Here are some tips for pruning plants that often get pruned incorrectly:

  • Red-tipped photinias: Susceptible to leaf spot, they should be pruned in February with thinning cuts to let air and light get to the middle of the plant. Use staggered heading-back cuts to reduce height. Use a dormant oil spray in late February or March 1, before the buds break, to suffocate spores that would cause leaf spot. When the plants leaf out, use a systemic fungicide - Cleary 3336 - to control leaf spot. Continue to spray through June 15.
      
  • Hydrangea: Bears flowers on growth from past year. As the plant gets older, select the oldest canes and remove. Do not cut tip unless training the plant or the canes are turning inward. Prune to outside bud so plant will grow in that direction.
     
  • Holly: There are no specific pruning rules for hollies and most other broad-leaf evergreens. Most tolerate severe pruning and are fast growers that fill in space quickly. Azaleas and boxwoods do NOT tolerate hard pruning because they are slow growers. Use thinning cuts on evergreens to let air and light in or they will be susceptible to scale and aphid attack.

PRUNING PRIMER:

  • Look at the natural habit or growth of a tree or shrub before you prune it. All shoots grow outward from their tips. When tips are removed, the buds directly below the pruned part will grow.
     
  • A properly pruned tree or shrub will retain its natural shape and not look like it's been given a flat-top cut.
     
  • Remove dead, dying, damaged or unsightly parts of trees, sprouts growing at or near the base of trunks, suckers, crossed branches and V-shaped crotches. Use the ``fingernail'' test to identify dead wood: take the thumbnail and nick the branch to see if there is still green tissue below the bark, indicating the branch is alive. If there's no green tissue, it's dead wood and should be removed. When pruning dead or diseased wood, disinfect tools between each cut with products such as Lysol, Listerine or rubbing alcohol.
      
  • Don't coat pruning cuts with tree paint or wound dressings or other materials. The tree will heal better on its own.
     
  • Prune fruit trees before mid-February, removing dead or rubbing branches; prune for openness and overall shape. Spray with dormant oil to kill overwintering scale and mites.

PRUNING CUTS

There are two basic types of pruning cuts:

Heading cut: This reduces height of plant and helps it keep its natural form. Also stimulates growth of buds closest to the cut. The direction in which the closest remaining bud is pointing will determine the direction of new growth.
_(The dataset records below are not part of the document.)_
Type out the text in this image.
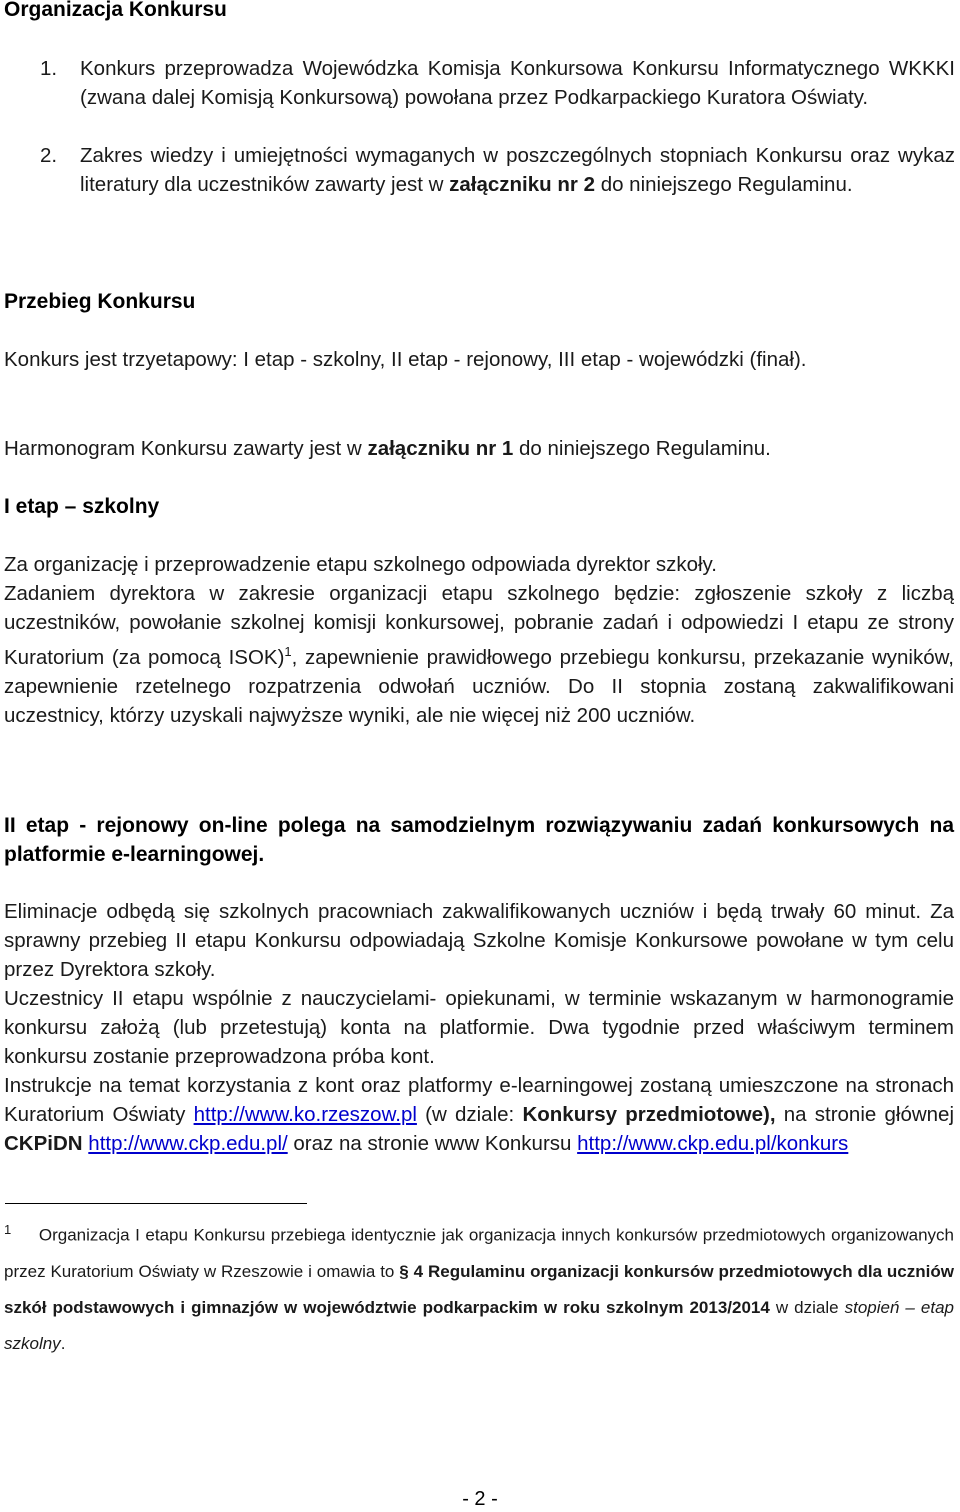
Organizacja Konkursu
1. Konkurs przeprowadza Wojewódzka Komisja Konkursowa Konkursu Informatycznego WKKKI (zwana dalej Komisją Konkursową) powołana przez Podkarpackiego Kuratora Oświaty.

2. Zakres wiedzy i umiejętności wymaganych w poszczególnych stopniach Konkursu oraz wykaz literatury dla uczestników zawarty jest w załączniku nr 2 do niniejszego Regulaminu.

Przebieg Konkursu

Konkurs jest trzyetapowy: I etap - szkolny, II etap - rejonowy, III etap - wojewódzki (finał).

Harmonogram Konkursu zawarty jest w załączniku nr 1 do niniejszego Regulaminu.

I etap – szkolny

Za organizację i przeprowadzenie etapu szkolnego odpowiada dyrektor szkoły.

Zadaniem dyrektora w zakresie organizacji etapu szkolnego będzie: zgłoszenie szkoły z liczbą uczestników, powołanie szkolnej komisji konkursowej, pobranie zadań i odpowiedzi I etapu ze strony Kuratorium (za pomocą ISOK)$^1$, zapewnienie prawidłowego przebiegu konkursu, przekazanie wyników, zapewnienie rzetelnego rozpatrzenia odwołań uczniów. Do II stopnia zostaną zakwalifikowani uczestnicy, którzy uzyskali najwyższe wyniki, ale nie więcej niż 200 uczniów.

II etap - rejonowy on-line polega na samodzielnym rozwiązywaniu zadań konkursowych na platformie e-learningowej.

Eliminacje odbędą się szkolnych pracowniach zakwalifikowanych uczniów i będą trwały 60 minut. Za sprawny przebieg II etapu Konkursu odpowiadają Szkolne Komisje Konkursowe powołane w tym celu przez Dyrektora szkoły.

Uczestnicy II etapu wspólnie z nauczycielami- opiekunami, w terminie wskazanym w harmonogramie konkursu założą (lub przetestują) konta na platformie. Dwa tygodnie przed właściwym terminem konkursu zostanie przeprowadzona próba kont.

Instrukcje na temat korzystania z kont oraz platformy e-learningowej zostaną umieszczone na stronach Kuratorium Oświaty http://www.ko.rzeszow.pl (w dziale: Konkursy przedmiotowe), na stronie głównej CKPiDN http://www.ckp.edu.pl/ oraz na stronie www Konkursu http://www.ckp.edu.pl/konkurs

$^1$ Organizacja I etapu Konkursu przebiega identycznie jak organizacja innych konkursów przedmiotowych organizowanych przez Kuratorium Oświaty w Rzeszowie i omawia to § 4 Regulaminu organizacji konkursów przedmiotowych dla uczniów szkół podstawowych i gimnazjów w województwie podkarpackim w roku szkolnym 2013/2014 w dziale stopień – etap szkolny.

- 2 -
Thinning cut: These remove branches where they start or are attached. They also open the interior of the plant so light and air can get in and help reduce the chance of pests and disease attacking the foliage and stems.


PRUNING HELP

Virginia Cooperative Extension offices offer lots of free literature on pruning and some pruning clinics in February. Contact: Chesapeake: 382-6349; Gloucester: 693-2602; Hampton: 727-6447; Isle of Wight County: 365-6256; James City County: 566-1367; Mathews: 725-7196; Middlesex: 758-4120; Newport News: 591-4838; Norfolk: 683-2816; Suffolk: 925-6409; York County: 890-3730; Virginia Beach: 427-4769.

``Easy, Practical Pruning'' by Barbara Ellis, one of Taylor's new weekend gardening guides published by Houghton Mifflin. Discusses techniques for training trees, shrubs, vines and roses with easy-to-follow graphics. $12.95.


HOW TO PROPERTY PRUNE A CRAPE MYRTLE TREE

Blooms should be distributed throughout the entire tree.  The blooms should not be located only at the tip ends of branches.  The boom should be on all of the small spurs of the plant.  This plant has bloom at all heights; not just at 13 feet.

If branches on the outer canopy are rubbing, remove the weaker branch.

Remove crossing branches.  Rubbing branches cause wounds where insects and disease can enter.

Remove branches growing inward from the scaffold (main) branches.   To allow for light and air penetration.  Reduces the use of pesticides.

Remove narrow crotch angles.  Wider angles are stronger for better support.

Remove suckers at base.  Suckers are quick-growing shoots that drain the plant's resources.  Aphids (insects) feed heavily on suckers.  Mildew (disease) reduces the plant's ability to make food.

Branches that are black are to be removed.